So Marco Rubio, alone among potential R presidential candidates as far as I know, understands that sexual preference is not a choice. Good for him. Given the proclivities of his potential voters, it seems brave and principled; also rare commodities among his fellow supplicants. (There's plenty of time for him to change on this one, though, as he has with so much else.)
... During an appearance on CBS' "Face The Nation," Rubio, who launched his 2016 presidential campaign last week, said that he believes the definition of marriage is a union between a man and a woman. The Florida senator also added said that same-sex marriage was not a constitutional right and should be decided by state legislatures, not the courts. Despite his position, Rubio added that he didn't think being gay was a choice. "I also don't believe that your sexual preferences are a choice for the vast and enormous majority of people," he said. "In fact, the bottom line is I believe sexual preference is something that people are born with."...Now all he needs to do is reconcile the irreconcilable: if sexual preference is inborn, and since the bible declares homosexuality an abomination punishable by eternal damnation and no cake or pizza at weddings, not to mention diesel repair when the need arises, how can his god be a loving one? Explain, please, Marco. Along with the basis for rejecting same-sex marriage.

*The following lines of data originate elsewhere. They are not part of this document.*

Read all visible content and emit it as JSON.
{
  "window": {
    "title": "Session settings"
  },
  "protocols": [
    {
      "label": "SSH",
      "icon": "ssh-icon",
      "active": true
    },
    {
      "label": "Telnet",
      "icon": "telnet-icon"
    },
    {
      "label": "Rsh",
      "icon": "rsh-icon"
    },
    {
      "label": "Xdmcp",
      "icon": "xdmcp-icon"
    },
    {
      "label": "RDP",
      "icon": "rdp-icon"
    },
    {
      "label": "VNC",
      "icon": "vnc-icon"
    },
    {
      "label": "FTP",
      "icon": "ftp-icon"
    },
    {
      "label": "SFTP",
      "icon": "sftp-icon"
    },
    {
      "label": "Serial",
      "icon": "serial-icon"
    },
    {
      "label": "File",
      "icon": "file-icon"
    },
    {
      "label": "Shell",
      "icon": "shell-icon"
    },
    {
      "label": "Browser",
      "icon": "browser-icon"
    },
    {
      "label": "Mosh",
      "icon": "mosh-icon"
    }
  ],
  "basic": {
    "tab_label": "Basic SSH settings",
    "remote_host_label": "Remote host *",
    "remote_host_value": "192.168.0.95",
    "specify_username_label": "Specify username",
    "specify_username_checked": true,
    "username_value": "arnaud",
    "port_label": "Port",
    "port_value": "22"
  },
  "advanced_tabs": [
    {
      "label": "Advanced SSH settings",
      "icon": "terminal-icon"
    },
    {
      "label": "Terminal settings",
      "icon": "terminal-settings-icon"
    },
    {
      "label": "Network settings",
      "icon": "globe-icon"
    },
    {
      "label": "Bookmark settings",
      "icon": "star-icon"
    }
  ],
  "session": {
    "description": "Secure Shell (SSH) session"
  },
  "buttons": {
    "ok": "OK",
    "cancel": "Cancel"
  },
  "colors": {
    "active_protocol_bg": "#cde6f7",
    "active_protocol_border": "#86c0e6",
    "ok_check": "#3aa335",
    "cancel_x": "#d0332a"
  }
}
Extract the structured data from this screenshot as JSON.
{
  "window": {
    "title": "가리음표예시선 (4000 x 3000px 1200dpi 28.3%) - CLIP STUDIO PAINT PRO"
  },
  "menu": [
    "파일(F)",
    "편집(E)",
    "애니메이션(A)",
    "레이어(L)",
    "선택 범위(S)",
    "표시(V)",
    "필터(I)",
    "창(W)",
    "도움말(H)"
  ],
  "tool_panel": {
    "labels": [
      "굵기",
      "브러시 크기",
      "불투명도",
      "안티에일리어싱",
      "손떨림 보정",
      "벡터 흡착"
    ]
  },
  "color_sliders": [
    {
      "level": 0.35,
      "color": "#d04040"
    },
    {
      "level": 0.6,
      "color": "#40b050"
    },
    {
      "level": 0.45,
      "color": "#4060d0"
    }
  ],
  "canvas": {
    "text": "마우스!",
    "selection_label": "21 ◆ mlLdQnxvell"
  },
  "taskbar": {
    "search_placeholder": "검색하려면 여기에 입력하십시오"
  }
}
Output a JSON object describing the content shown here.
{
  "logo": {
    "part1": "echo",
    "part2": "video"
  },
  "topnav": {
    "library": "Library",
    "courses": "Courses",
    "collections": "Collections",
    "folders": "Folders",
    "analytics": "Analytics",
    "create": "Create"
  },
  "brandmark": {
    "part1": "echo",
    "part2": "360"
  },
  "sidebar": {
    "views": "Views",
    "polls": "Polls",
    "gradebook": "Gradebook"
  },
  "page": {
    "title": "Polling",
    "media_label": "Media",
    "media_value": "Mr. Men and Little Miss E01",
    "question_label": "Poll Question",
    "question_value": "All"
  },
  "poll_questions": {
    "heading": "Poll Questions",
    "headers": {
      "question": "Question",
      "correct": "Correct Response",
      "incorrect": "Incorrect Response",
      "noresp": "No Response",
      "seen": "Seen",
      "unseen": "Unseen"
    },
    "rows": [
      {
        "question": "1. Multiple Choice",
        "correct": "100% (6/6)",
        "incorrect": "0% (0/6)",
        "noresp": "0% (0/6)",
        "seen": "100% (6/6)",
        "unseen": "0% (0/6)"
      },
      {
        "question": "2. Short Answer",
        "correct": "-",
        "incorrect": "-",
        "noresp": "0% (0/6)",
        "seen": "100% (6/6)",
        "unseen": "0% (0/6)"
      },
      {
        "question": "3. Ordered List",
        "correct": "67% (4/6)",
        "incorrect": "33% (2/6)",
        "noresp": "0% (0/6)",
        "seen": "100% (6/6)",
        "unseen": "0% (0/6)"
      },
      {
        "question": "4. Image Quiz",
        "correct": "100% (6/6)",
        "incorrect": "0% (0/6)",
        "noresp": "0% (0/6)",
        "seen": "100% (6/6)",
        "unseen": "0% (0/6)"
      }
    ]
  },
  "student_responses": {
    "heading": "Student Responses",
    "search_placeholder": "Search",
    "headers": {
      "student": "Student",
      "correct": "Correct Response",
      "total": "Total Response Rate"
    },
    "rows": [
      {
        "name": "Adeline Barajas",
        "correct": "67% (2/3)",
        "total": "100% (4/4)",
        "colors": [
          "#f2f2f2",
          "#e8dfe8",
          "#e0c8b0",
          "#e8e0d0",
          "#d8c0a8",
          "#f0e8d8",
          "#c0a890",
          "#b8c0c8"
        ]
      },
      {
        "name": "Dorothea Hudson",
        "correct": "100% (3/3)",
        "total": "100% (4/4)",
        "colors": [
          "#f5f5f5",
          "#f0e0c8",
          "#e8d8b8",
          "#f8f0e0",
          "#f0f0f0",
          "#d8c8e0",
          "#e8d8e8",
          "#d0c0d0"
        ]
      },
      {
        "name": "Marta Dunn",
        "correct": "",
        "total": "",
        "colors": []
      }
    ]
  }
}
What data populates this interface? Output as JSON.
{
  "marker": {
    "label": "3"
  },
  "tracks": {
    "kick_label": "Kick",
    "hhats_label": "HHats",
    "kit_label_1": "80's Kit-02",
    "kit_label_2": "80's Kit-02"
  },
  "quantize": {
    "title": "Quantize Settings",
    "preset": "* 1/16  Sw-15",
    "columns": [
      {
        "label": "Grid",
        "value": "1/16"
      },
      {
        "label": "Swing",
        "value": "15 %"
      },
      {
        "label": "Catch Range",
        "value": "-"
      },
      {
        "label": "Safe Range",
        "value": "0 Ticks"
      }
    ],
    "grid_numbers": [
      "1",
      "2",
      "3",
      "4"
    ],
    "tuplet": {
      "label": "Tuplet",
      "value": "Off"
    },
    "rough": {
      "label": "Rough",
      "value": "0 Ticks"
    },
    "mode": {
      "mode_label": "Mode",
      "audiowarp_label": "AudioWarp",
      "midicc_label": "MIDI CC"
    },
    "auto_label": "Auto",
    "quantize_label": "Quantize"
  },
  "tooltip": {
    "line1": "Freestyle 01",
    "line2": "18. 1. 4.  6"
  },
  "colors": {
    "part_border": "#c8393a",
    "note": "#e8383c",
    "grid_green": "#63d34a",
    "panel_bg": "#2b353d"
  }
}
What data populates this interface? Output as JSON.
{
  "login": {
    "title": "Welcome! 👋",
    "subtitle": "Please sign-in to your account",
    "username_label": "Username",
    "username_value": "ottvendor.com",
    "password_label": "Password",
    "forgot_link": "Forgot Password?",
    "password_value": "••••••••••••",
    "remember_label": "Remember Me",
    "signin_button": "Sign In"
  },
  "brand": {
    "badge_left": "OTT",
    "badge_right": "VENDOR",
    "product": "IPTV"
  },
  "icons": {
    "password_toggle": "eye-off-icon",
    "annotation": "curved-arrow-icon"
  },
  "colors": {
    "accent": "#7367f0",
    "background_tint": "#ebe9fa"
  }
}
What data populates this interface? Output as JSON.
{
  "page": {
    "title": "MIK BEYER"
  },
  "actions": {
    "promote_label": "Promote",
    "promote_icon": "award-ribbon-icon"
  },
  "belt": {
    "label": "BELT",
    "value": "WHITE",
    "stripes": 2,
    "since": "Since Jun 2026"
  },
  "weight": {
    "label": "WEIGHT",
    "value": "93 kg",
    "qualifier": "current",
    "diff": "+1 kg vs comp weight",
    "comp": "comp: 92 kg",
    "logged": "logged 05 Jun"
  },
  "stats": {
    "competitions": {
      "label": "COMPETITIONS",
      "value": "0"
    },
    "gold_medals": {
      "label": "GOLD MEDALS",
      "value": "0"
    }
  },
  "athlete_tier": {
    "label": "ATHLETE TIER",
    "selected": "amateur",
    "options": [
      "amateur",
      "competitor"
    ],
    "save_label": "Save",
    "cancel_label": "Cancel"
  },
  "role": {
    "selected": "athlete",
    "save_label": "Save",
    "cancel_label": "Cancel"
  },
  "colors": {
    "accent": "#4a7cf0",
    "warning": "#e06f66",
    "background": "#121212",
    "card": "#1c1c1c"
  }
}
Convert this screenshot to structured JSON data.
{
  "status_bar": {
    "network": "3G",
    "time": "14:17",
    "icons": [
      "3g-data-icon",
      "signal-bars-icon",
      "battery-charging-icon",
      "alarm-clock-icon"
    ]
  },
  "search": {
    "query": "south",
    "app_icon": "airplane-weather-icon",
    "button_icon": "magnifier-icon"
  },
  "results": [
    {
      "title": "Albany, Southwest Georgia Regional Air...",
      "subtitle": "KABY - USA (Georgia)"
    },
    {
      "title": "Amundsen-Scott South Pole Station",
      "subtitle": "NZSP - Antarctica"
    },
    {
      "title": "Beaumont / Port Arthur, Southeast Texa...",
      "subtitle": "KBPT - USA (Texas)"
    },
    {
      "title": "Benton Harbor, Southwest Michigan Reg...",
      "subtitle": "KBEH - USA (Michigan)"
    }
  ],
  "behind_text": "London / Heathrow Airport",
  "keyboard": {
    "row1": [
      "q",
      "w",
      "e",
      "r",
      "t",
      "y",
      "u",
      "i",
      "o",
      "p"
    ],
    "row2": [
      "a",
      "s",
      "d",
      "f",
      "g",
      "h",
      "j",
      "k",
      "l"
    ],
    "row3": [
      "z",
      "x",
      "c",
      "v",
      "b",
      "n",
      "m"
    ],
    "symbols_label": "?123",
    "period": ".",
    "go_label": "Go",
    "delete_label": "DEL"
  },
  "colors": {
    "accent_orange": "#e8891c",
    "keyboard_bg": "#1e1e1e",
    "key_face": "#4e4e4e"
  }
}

But who cares? Rubio has tried to position himself pretty much everywhere, sort of a Schrodinger's hep cat. I've heard it said that he's everyone's second choice for president (everyone being Republicans, of course.) Guess it's better than last place, but it doesn't seem likely to get him very far. Maybe #2 on the ticket? Having such a generally reasonable view of the origins of sexual preference seems unlikely to get him through the primaries. But veep is about general elections and appealing more broadly.